Przywitałam się z sekretarką Styles'a i weszłam do środka, mając świadomość tego, iż właśnie mnie oczekiwał. Uśmiechnęłam się do niego i podziękowałam za herbatę, która już na mnie czekała.
- Moi prawnicy prawie osiągnęli sukces, ale Harry prowadzi jeszcze jakąś działalność.
- Tak, dom mody. W sumie to jest projekt, który powoli wchodzi w życie.
- Potrzebujemy wszystkich danych o nowej firmie do sądu. Musimy przedstawić Harry'ego jako zdolnego do prowadzenia własnego interesu. Nie jest zależny od Alice i to zamierzamy udowodnić.
- Rozumiem. Miałam być wspólniczką, więc chyba mam to, czego potrzebujesz. - zaczęłam grzebać w torebce, aby znaleźć to, co mogłoby jedynie zakończyć całą sprawę z dobrym efektem. - Proszę. - podałam mu kartki, na których były ważne informacje dotyczące domu mody. Teraz wszystko było w jego rękach, a ja wierzyłam, że dzięki niemu Alice zniknie a z nią wszystkie problemy.
Spędziłam tam jeszcze dwie godziny na normalnej, spokojnej rozmowie, a następnie zdecydowałam się na małe zakupy spożywcze. Nie kupiłam niczego szczególnego, dlatego prędko wróciłam do mieszkania.
- Możemy porozmawiać?
- Ostatnio nasze rozmowy wyglądają inaczej niż chcielibyśmy. - przypomniałam, kładąc torby na blat w kuchni.
- Wiem, a mam już tego dosyć. Powinniśmy się wspierać, a nie...
- Uciekasz od pomocy.
- Kate, cholera! Co cię zaślepiło? Jego pieniądze, pozycja? Mówię ci, że go znam, wiem do czego jest zdolny, a ty nadal gadasz jak nakręcona. Co on ci powiedział? - wzięłam głęboki oddech i oparłam się o ladę, będąc uwięzioną pomiędzy jego ramionami.
- Powiedział mi jak bardzo kochał twoją mamę i nie okazywał tego tylko dlatego, że chciał, żebyś nie sądził, że tak bardzo przeżywa jej śmierć. Ma firmę z Adamem, bo płacił za pomoc medyczną dla Julie. William nie może być złym człowiekiem.
- Kto ci to powiedział?
- Twój tata.
- Mój ojciec sam był zdolny do płacenia na leki dla mamy. Adam nigdy nie przyłożył do tego ręki.
- Co?
- William Styles jest jednym z bogatszych ludzi z Londynu i sądzisz, że potrzebowałby pomocy od Adama?
- To dlaczego związałeś się z Alice? - robiło mi się powoli bardzo gorąco. Skoro William kłamał, to miał teraz dostęp do kolejnej firmy Harry'ego. Zaczynałam pomału wszystko rozumieć.
- Wszyscy widzieli w tym jedynie zyski. Ja również. - przyznał się, wzdychając cicho. Nachylił się, aby złączyć nasze usta, ale odsunęłam się, czując panikę. Uraza jaką darzyłam w tym momencie jego ojca była niemiłosierna, lecz liczyłam, że zdołam to jeszcze naprawić, a zielonooki się nie dowie o tym, co niedawno uczyniłam.

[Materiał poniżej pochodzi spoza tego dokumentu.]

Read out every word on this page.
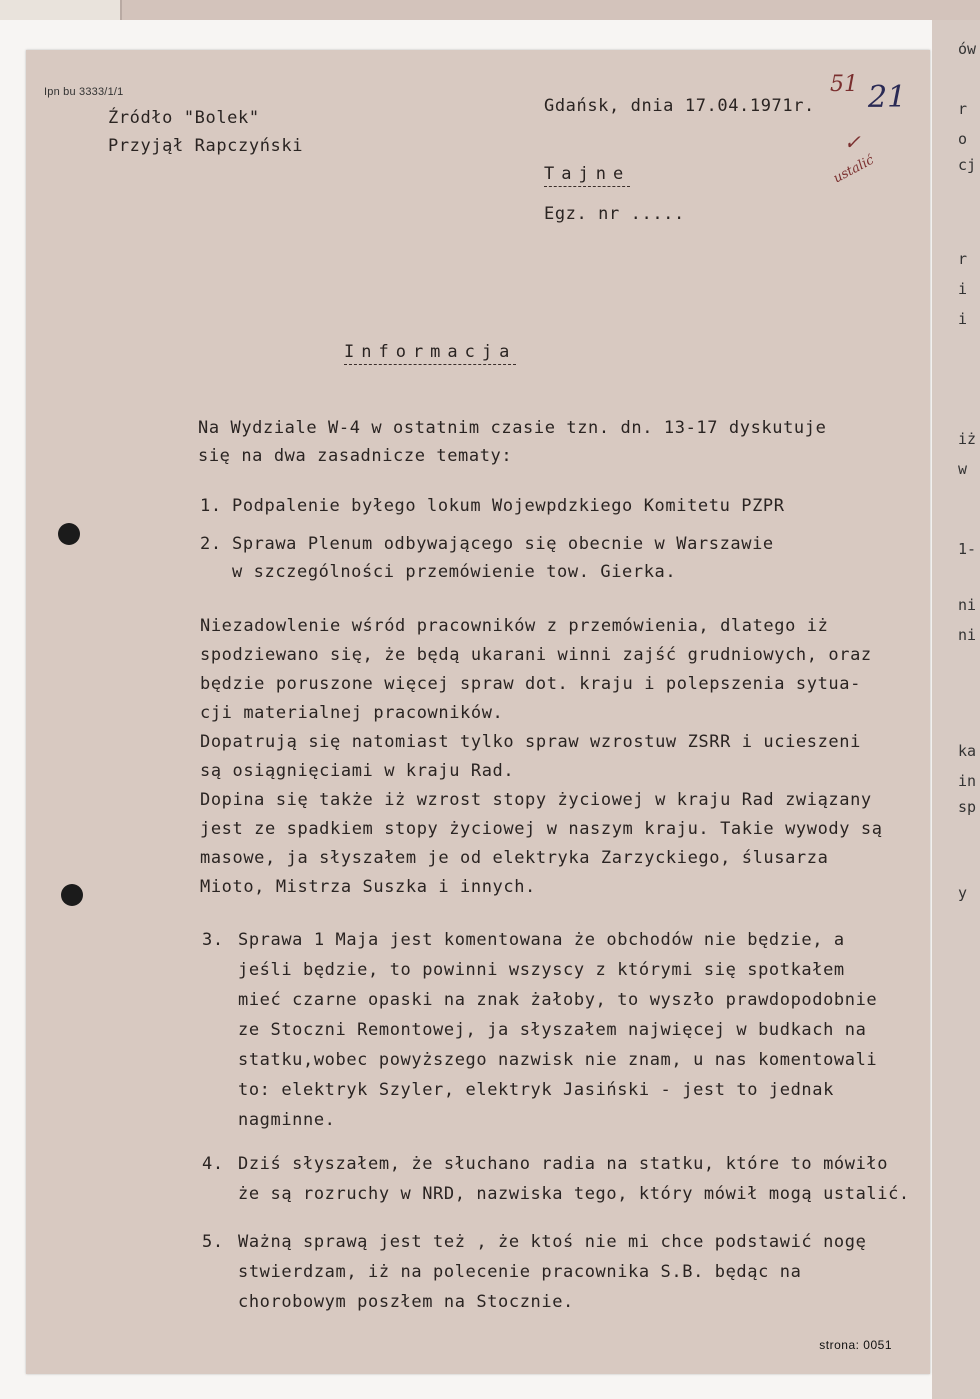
ów
r
o
cj
r
i
i
iż
w
1-
ni
ni
ka
in
sp
y
Ipn bu 3333/1/1
Źródło "Bolek"
Przyjął Rapczyński
Gdańsk, dnia 17.04.1971r.
Tajne
Egz. nr .....
51 21
✓
ustalić
Informacja
Na Wydziale W-4 w ostatnim czasie tzn. dn. 13-17 dyskutuje
się na dwa zasadnicze tematy:
1. Podpalenie byłego lokum Wojewpdzkiego Komitetu PZPR
2. Sprawa Plenum odbywającego się obecnie w Warszawie
w szczególności przemówienie tow. Gierka.
Niezadowlenie wśród pracowników z przemówienia, dlatego iż
spodziewano się, że będą ukarani winni zajść grudniowych, oraz
będzie poruszone więcej spraw dot. kraju i polepszenia sytua-
cji materialnej pracowników.
Dopatrują się natomiast tylko spraw wzrostuw ZSRR i ucieszeni
są osiągnięciami w kraju Rad.
Dopina się także iż wzrost stopy życiowej w kraju Rad związany
jest ze spadkiem stopy życiowej w naszym kraju. Takie wywody są
masowe, ja słyszałem je od elektryka Zarzyckiego, ślusarza
Mioto, Mistrza Suszka i innych.
3. Sprawa 1 Maja jest komentowana że obchodów nie będzie, a
jeśli będzie, to powinni wszyscy z którymi się spotkałem
mieć czarne opaski na znak żałoby, to wyszło prawdopodobnie
ze Stoczni Remontowej, ja słyszałem najwięcej w budkach na
statku,wobec powyższego nazwisk nie znam, u nas komentowali
to: elektryk Szyler, elektryk Jasiński - jest to jednak
nagminne.
4. Dziś słyszałem, że słuchano radia na statku, które to mówiło
że są rozruchy w NRD, nazwiska tego, który mówił mogą ustalić.
5. Ważną sprawą jest też , że ktoś nie mi chce podstawić nogę
stwierdzam, iż na polecenie pracownika S.B. będąc na
chorobowym poszłem na Stocznie.
strona: 0051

- Czyli Adam i twój ojciec...
- Zarządzają wspólnym biznesem, gdyż widzą więcej pieniędzy. Adam nigdy nie pomógł mojej mamie, a mój tata miał kochankę. Nakryłem ich, mając zaledwie osiem lat. - przełknęłam nerwowo ślinę, ale starałam się udawać, że było wszystko w porządku. - Katie? Co się dzieje?
- Nic, nic. Muszę coś załatwić. - odparłam, chaotycznie biorąc kluczyki i torebkę. Musiałam odzyskać dane póki nie doszło do niczego, co mogłoby zrujnować Styles'a.

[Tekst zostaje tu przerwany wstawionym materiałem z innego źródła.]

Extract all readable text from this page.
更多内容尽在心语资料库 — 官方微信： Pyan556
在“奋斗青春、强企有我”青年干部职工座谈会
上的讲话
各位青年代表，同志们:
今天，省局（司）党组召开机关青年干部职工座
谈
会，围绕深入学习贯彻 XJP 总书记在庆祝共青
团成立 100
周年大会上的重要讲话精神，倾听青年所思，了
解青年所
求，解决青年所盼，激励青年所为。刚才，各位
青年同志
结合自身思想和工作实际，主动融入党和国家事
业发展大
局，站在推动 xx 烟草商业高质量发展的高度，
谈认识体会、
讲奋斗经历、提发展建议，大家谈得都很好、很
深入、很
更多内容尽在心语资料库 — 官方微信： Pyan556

- Kate, nie ignoruj mnie. Cały czas gdzieś znikasz.
- Wybacz, aczkolwiek muszę wyjść.
- Czy ty mnie zdradzasz?
- Co? - zapytałam, zakładając buty. Zmarszczyłam czoło, nie wierząc w to, co usłyszałam. - Jak możesz tak myśleć?

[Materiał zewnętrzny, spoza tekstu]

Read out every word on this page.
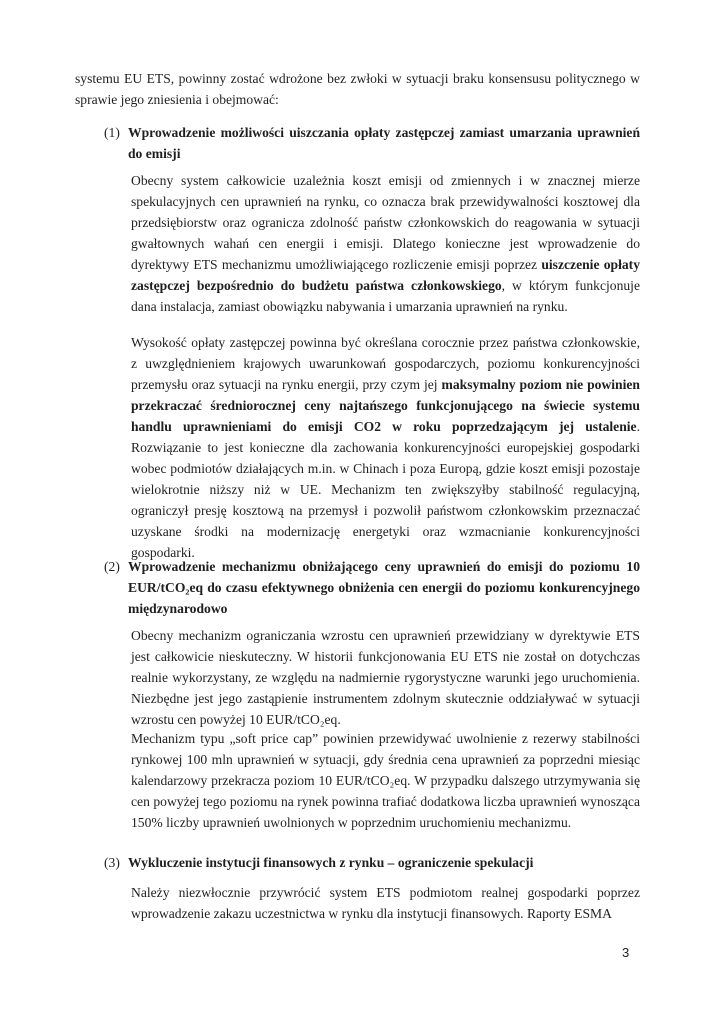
systemu EU ETS, powinny zostać wdrożone bez zwłoki w sytuacji braku konsensusu politycznego w sprawie jego zniesienia i obejmować:

(1) Wprowadzenie możliwości uiszczania opłaty zastępczej zamiast umarzania uprawnień do emisji

Obecny system całkowicie uzależnia koszt emisji od zmiennych i w znacznej mierze spekulacyjnych cen uprawnień na rynku, co oznacza brak przewidywalności kosztowej dla przedsiębiorstw oraz ogranicza zdolność państw członkowskich do reagowania w sytuacji gwałtownych wahań cen energii i emisji. Dlatego konieczne jest wprowadzenie do dyrektywy ETS mechanizmu umożliwiającego rozliczenie emisji poprzez uiszczenie opłaty zastępczej bezpośrednio do budżetu państwa członkowskiego, w którym funkcjonuje dana instalacja, zamiast obowiązku nabywania i umarzania uprawnień na rynku.

Wysokość opłaty zastępczej powinna być określana corocznie przez państwa członkowskie, z uwzględnieniem krajowych uwarunkowań gospodarczych, poziomu konkurencyjności przemysłu oraz sytuacji na rynku energii, przy czym jej maksymalny poziom nie powinien przekraczać średniorocznej ceny najtańszego funkcjonującego na świecie systemu handlu uprawnieniami do emisji CO2 w roku poprzedzającym jej ustalenie. Rozwiązanie to jest konieczne dla zachowania konkurencyjności europejskiej gospodarki wobec podmiotów działających m.in. w Chinach i poza Europą, gdzie koszt emisji pozostaje wielokrotnie niższy niż w UE. Mechanizm ten zwiększyłby stabilność regulacyjną, ograniczył presję kosztową na przemysł i pozwolił państwom członkowskim przeznaczać uzyskane środki na modernizację energetyki oraz wzmacnianie konkurencyjności gospodarki.

(2) Wprowadzenie mechanizmu obniżającego ceny uprawnień do emisji do poziomu 10 EUR/tCO₂eq do czasu efektywnego obniżenia cen energii do poziomu konkurencyjnego międzynarodowo

Obecny mechanizm ograniczania wzrostu cen uprawnień przewidziany w dyrektywie ETS jest całkowicie nieskuteczny. W historii funkcjonowania EU ETS nie został on dotychczas realnie wykorzystany, ze względu na nadmiernie rygorystyczne warunki jego uruchomienia. Niezbędne jest jego zastąpienie instrumentem zdolnym skutecznie oddziaływać w sytuacji wzrostu cen powyżej 10 EUR/tCO₂eq.

Mechanizm typu „soft price cap” powinien przewidywać uwolnienie z rezerwy stabilności rynkowej 100 mln uprawnień w sytuacji, gdy średnia cena uprawnień za poprzedni miesiąc kalendarzowy przekracza poziom 10 EUR/tCO₂eq. W przypadku dalszego utrzymywania się cen powyżej tego poziomu na rynek powinna trafiać dodatkowa liczba uprawnień wynosząca 150% liczby uprawnień uwolnionych w poprzednim uruchomieniu mechanizmu.

(3) Wykluczenie instytucji finansowych z rynku – ograniczenie spekulacji

Należy niezwłocznie przywrócić system ETS podmiotom realnej gospodarki poprzez wprowadzenie zakazu uczestnictwa w rynku dla instytucji finansowych. Raporty ESMA

3
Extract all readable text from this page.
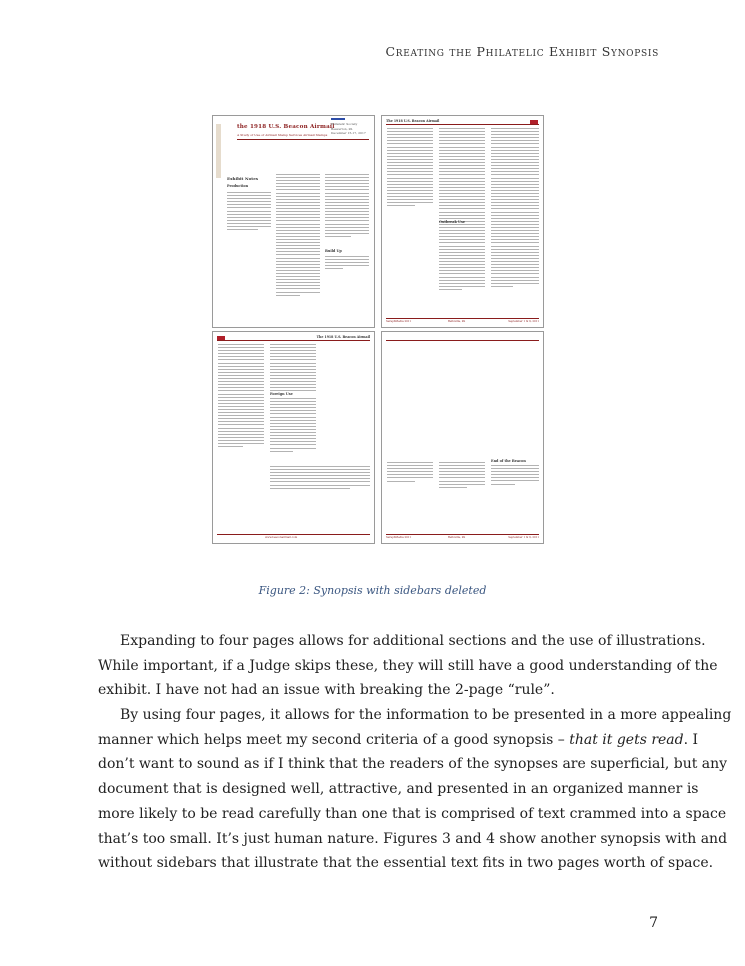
Creating the Philatelic Exhibit Synopsis
the 1918 U.S. Beacon Airmail
A Study of Use of Airmail Stamp Services Airmail Stamps
Philatelic Society
Beaverton, PA
December 15-17, 2017
Exhibit Notes
Production
Build Up
The 1918 U.S. Beacon Airmail
Outbreak Use
SeraphMedia 2011	Beltsville, PA	September 1 & 9, 2011
The 1918 U.S. Beacon Airmail
Foreign Use
www.beaconairmail.com
End of the Beacon
SeraphMedia 2011	Beltsville, PA	September 1 & 9, 2011
Figure 2: Synopsis with sidebars deleted
Expanding to four pages allows for additional sections and the use of illustrations.
While important, if a Judge skips these, they will still have a good understanding of the
exhibit. I have not had an issue with breaking the 2-page “rule”.
By using four pages, it allows for the information to be presented in a more appealing
manner which helps meet my second criteria of a good synopsis – that it gets read. I
don’t want to sound as if I think that the readers of the synopses are superficial, but any
document that is designed well, attractive, and presented in an organized manner is
more likely to be read carefully than one that is comprised of text crammed into a space
that’s too small. It’s just human nature. Figures 3 and 4 show another synopsis with and
without sidebars that illustrate that the essential text fits in two pages worth of space.
7
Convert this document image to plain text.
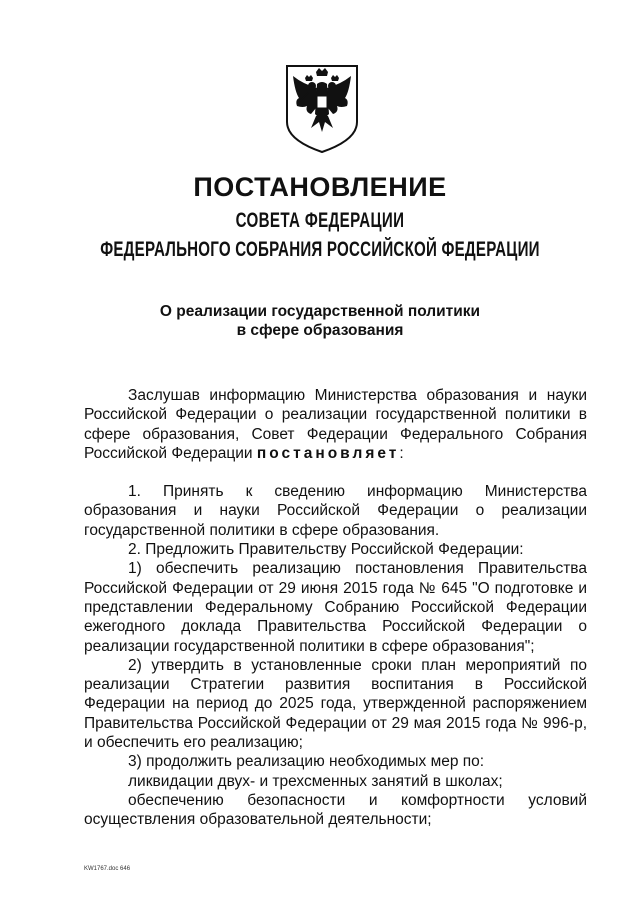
ПОСТАНОВЛЕНИЕ
СОВЕТА ФЕДЕРАЦИИ
ФЕДЕРАЛЬНОГО СОБРАНИЯ РОССИЙСКОЙ ФЕДЕРАЦИИ
О реализации государственной политики
в сфере образования

Заслушав информацию Министерства образования и науки Российской Федерации о реализации государственной политики в сфере образования, Совет Федерации Федерального Собрания Российской Федерации постановляет:

1. Принять к сведению информацию Министерства образования и науки Российской Федерации о реализации государственной политики в сфере образования.

2. Предложить Правительству Российской Федерации:

1) обеспечить реализацию постановления Правительства Российской Федерации от 29 июня 2015 года № 645 "О подготовке и представлении Федеральному Собранию Российской Федерации ежегодного доклада Правительства Российской Федерации о реализации государственной политики в сфере образования";

2) утвердить в установленные сроки план мероприятий по реализации Стратегии развития воспитания в Российской Федерации на период до 2025 года, утвержденной распоряжением Правительства Российской Федерации от 29 мая 2015 года № 996-р, и обеспечить его реализацию;

3) продолжить реализацию необходимых мер по:

ликвидации двух- и трехсменных занятий в школах;

обеспечению безопасности и комфортности условий осуществления образовательной деятельности;

KW1767.doc 646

- Dostajesz jakieś wiadomości, uciekasz z domu prawie codziennie, nie, nie kochamy się, nawet nie spędzamy razem czasu.
- I dlatego oskarżasz mnie o zdradę?
- Kate...
- Dziękuję za twoje zaufanie.
- Musisz mnie zrozumieć...
- Niedługo wrócę. - oburzona wyszłam z pomieszczenia. Podjechałam pod firmę Williama w niezwykle szybkim tempie, unikając korków, na które mogłam się narazić.
- Pan Styles jest zajęty.
- Nie obchodzi mnie to. - odpowiedziałam, wpadając do jego biura. W środku zastałam ojca Harry'ego, Adama i Alice. Idealne zestawienie. - Oszukałeś mnie.
- Witaj, Kate. Może szampana?
- Oszukałeś mnie. Jak mogłeś wykorzystać swoją zmarłą żonę do tego, aby osiągnąć swój cel?
- Kochanie, naucz się, że w dzisiejszych czasach dla pieniędzy warto zrobić wiele.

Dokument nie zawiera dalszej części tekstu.